The role of an independent director is an unenviable one, argues Nitin Mittal
To be, or not to be, that is the dilemma a number of independent directors are grappling with these days. In the Punjab National Bank scam involving Nirav Modi, three independent directors of one of the accused companies saw their assets, including bank accounts, frozen after a National Company Law Tribunal (NCLT) order.
They were also restrained from transferring or disposing funds and properties without NCLT approvals, until they received a temporary reprieve from the Supreme Court six months later. The future is still uncertain for the directors in question as investigations are ongoing. In another case, in the insolvency petition involving Jaiprakash Associates, the Supreme Court issued an order restraining the company’s independent directors from transferring personal assets. This was unprecedented and sent the independent directors scampering for legal advice on their exposure, even though they were not involved in operational decision-making of the company.
Last year, several independent directors, in prominent companies, such as Jet Airways, Yes Bank and DHFL, resigned before their terms ended. More recently, some independent directors were prosecuted for dishonouring cheques even though they were not involved in day-to-day management. All directors are made party to such cases to put pressure on the companies and their boards. Independent directors have always considered their obligations and responsibilities to be different from that of executive or non-executive directors and do not expect to be prosecuted for defaults by the company and its officers in ordinary course of business.

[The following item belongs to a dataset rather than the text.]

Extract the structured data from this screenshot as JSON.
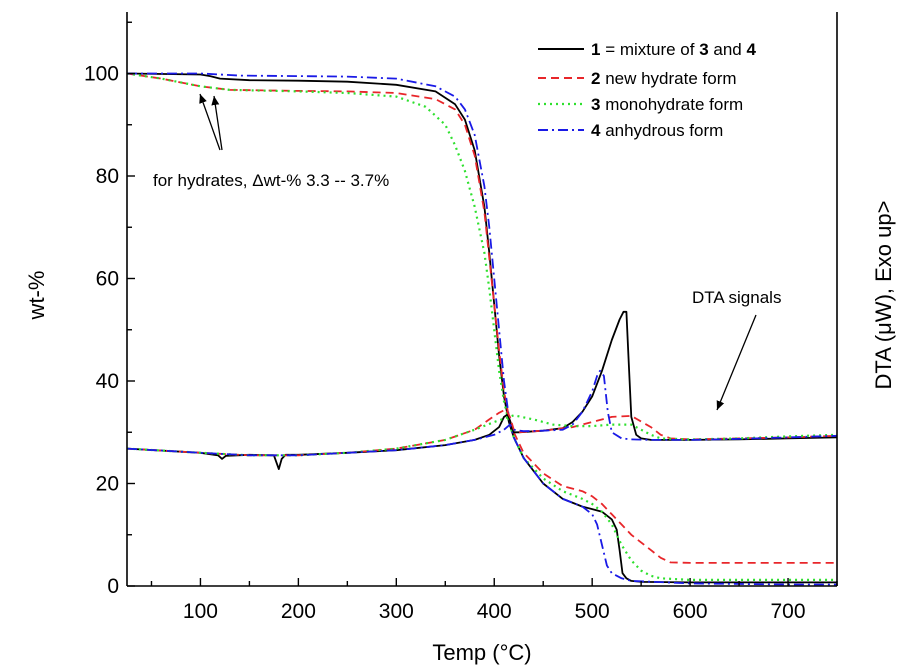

Their defence has been that they are only advising on strategy and are not privy to the day-to-day decisions of the company and, therefore, cannot be held accountable for defaults by the company incurred due to errors, omissions, negligence by other executive directors or officers.
The earlier charm of becoming an independent director has given way to scepticism and has made it an unenviable position to be in. The Securities and Exchange Board of India (Listing Obligations and Disclosure Requirements) (Amendment) Regulations, 2018, has put additional obligations on independent directors.
The law, as it stands today, does not differentiate between executive and independent directors when penal provisions under section 166 are applied in case of default by the board or the company, except in certain cases under section 2(60) and 149(12).
In fact, there is a detailed code of conduct, role and functions, duties for independent directors under schedule IV of the act. Independent directors are expected to bring an objective view in the evaluation of the performance of the board and management, ensure that the management meets goals and objectives and monitor the reporting of performance, ensure the integrity of financial information, financial controls and risk management systems, safeguard the interest of all stakeholders, particularly the minority shareholders, balance the conflicting interests of all stakeholders, and moderate and arbitrate in situations of conflict between the management and shareholders.
An independent director is also an officer in default for any contravention of the act, if they are aware of such contravention by virtue of receipt of any proceedings of the board or participation in such proceedings without objecting to it, or where such contravention had taken place with their consent or connivance.
Section 149(12) limits the liability of an independent director “only in respect of acts of omission or commission by a company that had occurred with his knowledge, attributable through board processes, and with his consent or connivance or where he had not acted diligently”.
Independent directors are also required to review and approve related-party transactions and ensure that they are in the interests of the company and ensure that the company has an adequate and functional vigil mechanism.
Independent directors are often paid miserly compensation in the form of sitting fees, and in some cases commission from profits. They are paid considerably less than their counterparts in other more developed markets. The law caps sitting fees per board or committee meeting to ₹100,000 (US$1400) and commissions at 1% of its profit for all directors combined. Increasing the limits, some observers say, can be cause for conflict of interest. The question, however, is whether this cap on remuneration is fair given the increase in obligations and expectation from independent directors.
Prospective candidates for independent directors’ roles will need to think hard before considering taking up the onerous task.
Nitin Mittal is the head of legal and company secretary at Signify India. The author’s views are personal.